Эти стихи были написаны уже после похорон Антонины, когда Лилино отношение к смерти не только как к освобождению (от собственного физического несовершенства, да и от условностей материального мира вообще), но и как к празднику, если угодно — как к тайному браку, стало вполне символистским. Отсюда и некоторая, мягко говоря, странность реакций, которые Лиля себе позволяла, отсюда и «радость», с которой она наблюдала готовность Тониного супруга последовать за умершей женой[50]:
Тоня умерла от заражения крови. У нее был мертвый ребенок. Она не знала, что умирает. Когда на теле начали появляться черные пятна, она думала, что это синяки. Она была еще жива, когда начало разлагаться лицо. Но она была уже без сознания. На лице появились раны. Губы разлагались. Все зубы почернели, и только один вставной оставался белым. Я давала ей пить шампанское с ложки. И сама пила. Ее муж сперва — за 3 дня, когда узнал, что нет спасения, кричал, что он не хочет. Потом вдруг успокоился и повеселел. Я поняла, что он убьет себя. Потом все время, когда шла агония, он был весел и спокоен. Мама его страшно не любила. Она была несправедлива, она кричала на него. Говорила, что это он убил ее. Он так радостно кивал головой и соглашался: «да, убил». Она видела, как он написал записку и положил в карман. Я видела, по тому, как он садился, что у него револьвер в кармане. От него прятали опий. Но мы смотрели друг на друга и улыбались. Потом у нас осталась бутылка шампанского. Мы пили вдвоем в соседней комнате и смеялись. Было очень весело. Брат его, он был младше и страшно любил его, спросил: «Как вы думаете, он ничего не сделает с собой? Нужно ли воспрепятствовать?» Я сказала: не надо. И он согласился.
Тоня умерла в час ночи, а в 11 он сказал мне: «Вы видели?»
Я ничего не видела.
— «Черная тень легла на ее лицо. Она умрет ровно через 2 часа». — Я посмотрела тогда на часы, чтобы знать. Потом всё в комнате начало трещать, как паркет летом. Он сказал:
— «Так всегда, когда покойники». Я переспросила еще, и он опять сказал: «Покойники». Потом он лежал поперек комнаты, загородив дверь. Он упал на лицо, и его волосы откинулись вперед и совсем намокли в крови. Надо было переступать через него, чтобы выйти. Потом мы остались вдвоем с тетей Машутой. Искали разных вещей, не могли найти ключей в их доме. Было очень весело. Через полчаса пришел пристав составлять протокол. Строго спросил, было ли у него разрешение на ношение оружия. Нам стало очень смешно. Он писал всё в протокол: «розовый дом и второй этаж» — и очень подозрительно смотрел на нас. Их не хотели хоронить вместе. Это было трудно устроить. Мама и теперь не может примириться с тем, что они вместе похоронены. Тоне прислали много венков. Мы с Лидой делили их поровну. Но ему кто-то прислал громадный венок из белой сирени с белыми лентами: «Отошедшему». Так и не узнали, кто[51].
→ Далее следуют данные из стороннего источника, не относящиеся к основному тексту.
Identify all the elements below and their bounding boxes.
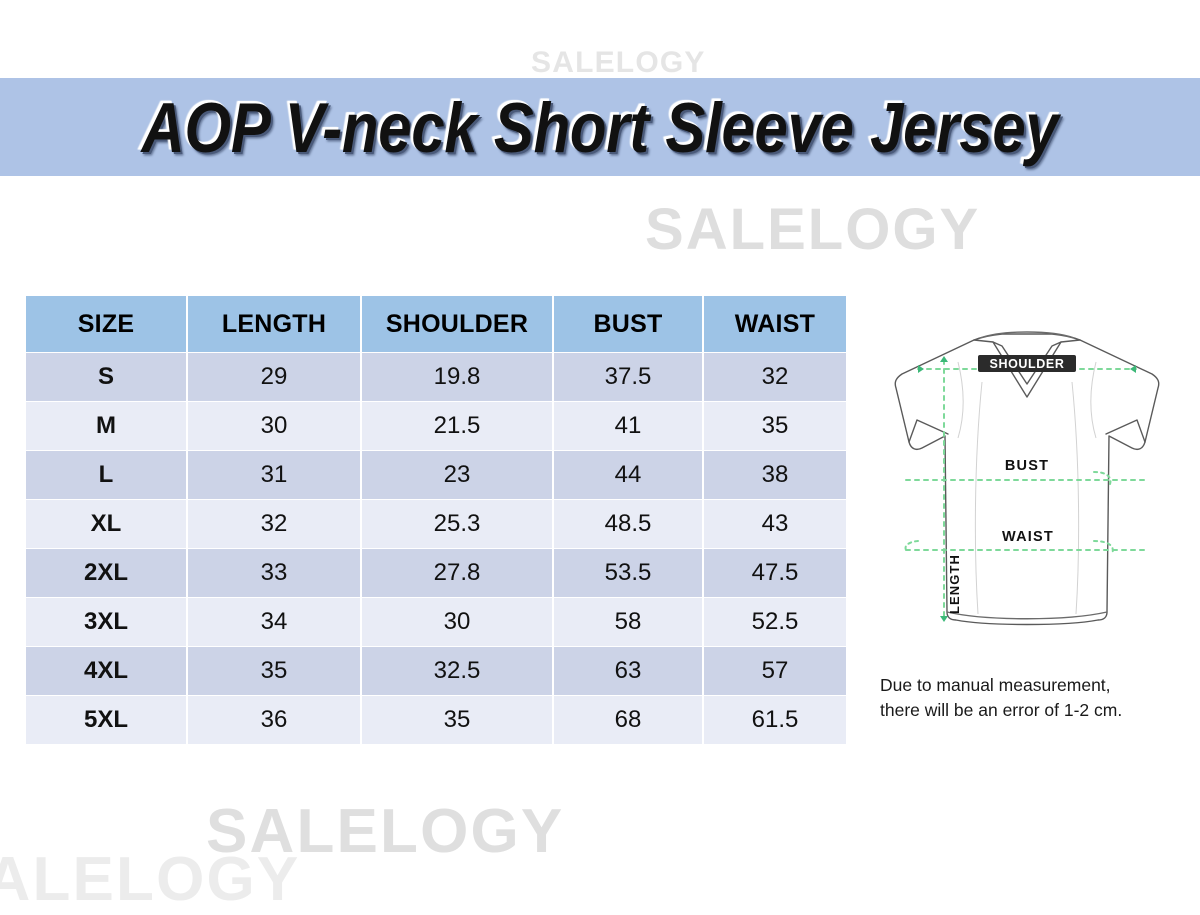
column-header-shoulder: SHOULDER xyxy=(362,296,552,352)
table-row: XL 32 25.3 48.5 43 xyxy=(26,500,846,548)
cell-shoulder: 27.8 xyxy=(362,549,552,597)
watermark-top: SALELOGY xyxy=(531,46,706,79)
cell-bust: 44 xyxy=(554,451,702,499)
cell-shoulder: 23 xyxy=(362,451,552,499)
garment-diagram: SHOULDER BUST WAIST LENGTH xyxy=(862,322,1192,662)
cell-shoulder: 35 xyxy=(362,696,552,744)
cell-length: 32 xyxy=(188,500,360,548)
watermark-bottom-center: SALELOGY xyxy=(206,797,565,866)
cell-waist: 57 xyxy=(704,647,846,695)
cell-shoulder: 21.5 xyxy=(362,402,552,450)
cell-length: 31 xyxy=(188,451,360,499)
cell-waist: 32 xyxy=(704,353,846,401)
cell-shoulder: 19.8 xyxy=(362,353,552,401)
cell-bust: 63 xyxy=(554,647,702,695)
measurement-guides xyxy=(904,359,1149,619)
waist-label: WAIST xyxy=(1002,529,1054,545)
disclaimer-line-1: Due to manual measurement, xyxy=(880,675,1111,695)
measurement-disclaimer: Due to manual measurement, there will be… xyxy=(880,673,1190,724)
cell-size: 5XL xyxy=(26,696,186,744)
cell-shoulder: 25.3 xyxy=(362,500,552,548)
cell-length: 34 xyxy=(188,598,360,646)
cell-length: 35 xyxy=(188,647,360,695)
disclaimer-line-2: there will be an error of 1-2 cm. xyxy=(880,700,1123,721)
cell-waist: 52.5 xyxy=(704,598,846,646)
cell-waist: 43 xyxy=(704,500,846,548)
cell-length: 33 xyxy=(188,549,360,597)
table-row: L 31 23 44 38 xyxy=(26,451,846,499)
cell-waist: 35 xyxy=(704,402,846,450)
table-row: 5XL 36 35 68 61.5 xyxy=(26,696,846,744)
table-row: 4XL 35 32.5 63 57 xyxy=(26,647,846,695)
tshirt-outline-icon xyxy=(894,331,1160,626)
column-header-size: SIZE xyxy=(26,296,186,352)
shoulder-label: SHOULDER xyxy=(990,357,1065,371)
cell-size: S xyxy=(26,353,186,401)
cell-size: L xyxy=(26,451,186,499)
table-row: 3XL 34 30 58 52.5 xyxy=(26,598,846,646)
cell-shoulder: 32.5 xyxy=(362,647,552,695)
bust-label: BUST xyxy=(1005,458,1049,474)
length-label: LENGTH xyxy=(947,554,962,614)
table-row: S 29 19.8 37.5 32 xyxy=(26,353,846,401)
cell-length: 36 xyxy=(188,696,360,744)
table-row: M 30 21.5 41 35 xyxy=(26,402,846,450)
watermark-upper-right: SALELOGY xyxy=(645,197,981,262)
cell-shoulder: 30 xyxy=(362,598,552,646)
measurement-endpoints xyxy=(918,356,1136,622)
cell-bust: 68 xyxy=(554,696,702,744)
cell-bust: 53.5 xyxy=(554,549,702,597)
column-header-length: LENGTH xyxy=(188,296,360,352)
column-header-waist: WAIST xyxy=(704,296,846,352)
cell-length: 30 xyxy=(188,402,360,450)
column-header-bust: BUST xyxy=(554,296,702,352)
cell-bust: 41 xyxy=(554,402,702,450)
cell-size: 3XL xyxy=(26,598,186,646)
cell-size: M xyxy=(26,402,186,450)
cell-waist: 47.5 xyxy=(704,549,846,597)
table-header-row: SIZE LENGTH SHOULDER BUST WAIST xyxy=(26,296,846,352)
cell-length: 29 xyxy=(188,353,360,401)
watermark-bottom-left: SALELOGY xyxy=(0,845,301,914)
table-row: 2XL 33 27.8 53.5 47.5 xyxy=(26,549,846,597)
cell-bust: 37.5 xyxy=(554,353,702,401)
cell-waist: 61.5 xyxy=(704,696,846,744)
size-chart-table: SIZE LENGTH SHOULDER BUST WAIST S 29 19.… xyxy=(24,295,848,745)
shoulder-label-plate xyxy=(978,355,1076,372)
cell-bust: 58 xyxy=(554,598,702,646)
cell-bust: 48.5 xyxy=(554,500,702,548)
garment-shading-lines xyxy=(957,361,1097,615)
cell-size: 2XL xyxy=(26,549,186,597)
cell-waist: 38 xyxy=(704,451,846,499)
diagram-labels: SHOULDER BUST WAIST LENGTH xyxy=(947,355,1076,614)
page-title: AOP V-neck Short Sleeve Jersey xyxy=(141,87,1059,167)
cell-size: 4XL xyxy=(26,647,186,695)
cell-size: XL xyxy=(26,500,186,548)
title-banner: AOP V-neck Short Sleeve Jersey xyxy=(0,78,1200,176)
В общем-то, оторопь матери, после смерти Антонины действительно начавшей обходить младшую дочь стороной, более чем понятна. Но… Елизавета Кузьминична Дмитриева не принадлежала к культуре Серебряного века, воспевавшего суицид и влюбленного в смерть. Не знала, что тот же Вячеслав Иванов, к примеру, прощаясь с умирающей от скарлатины Лидией Зиновьевой-Аннибал, «лег с ней на постель, поднял ее. Она прижимала его, легла на него и на нем умерла. Когда с него сняли ее тело, то думали, что он лежит без чувств. Но он встал сам, спокойный и радостный. Ее последние слова были: „Возвещаю вам великую радость: Христос родился!“»[52]. Не предполагала, что настойчивый рефрен Лилиного рассказа — «было очень весело… нам стало очень смешно…» — вписывается в широкое поле ассоциаций — от христианского «возрадуемся и возвеселимся» до ницшеанской «Веселой науки», от экстатического дионисийского карнавала до памятной блоковской фразы «Война — это прежде всего весело!», произнесенной в 1914 году. Поведение Лили у смертного ложа сестры, их матери несомненно казавшееся кощунством, на деле всего лишь свидетельствовало о ее принадлежности к «поколению кануна», о стремлении уничтожить границу между добром и злом, жизнью и смертью, бытом и бытием. В конце концов, знаменитое брюсовское «И Господа и Дьявола / хочу прославить я» уже было написано и уже стало девизом Лилиного обреченного и безумного поколения.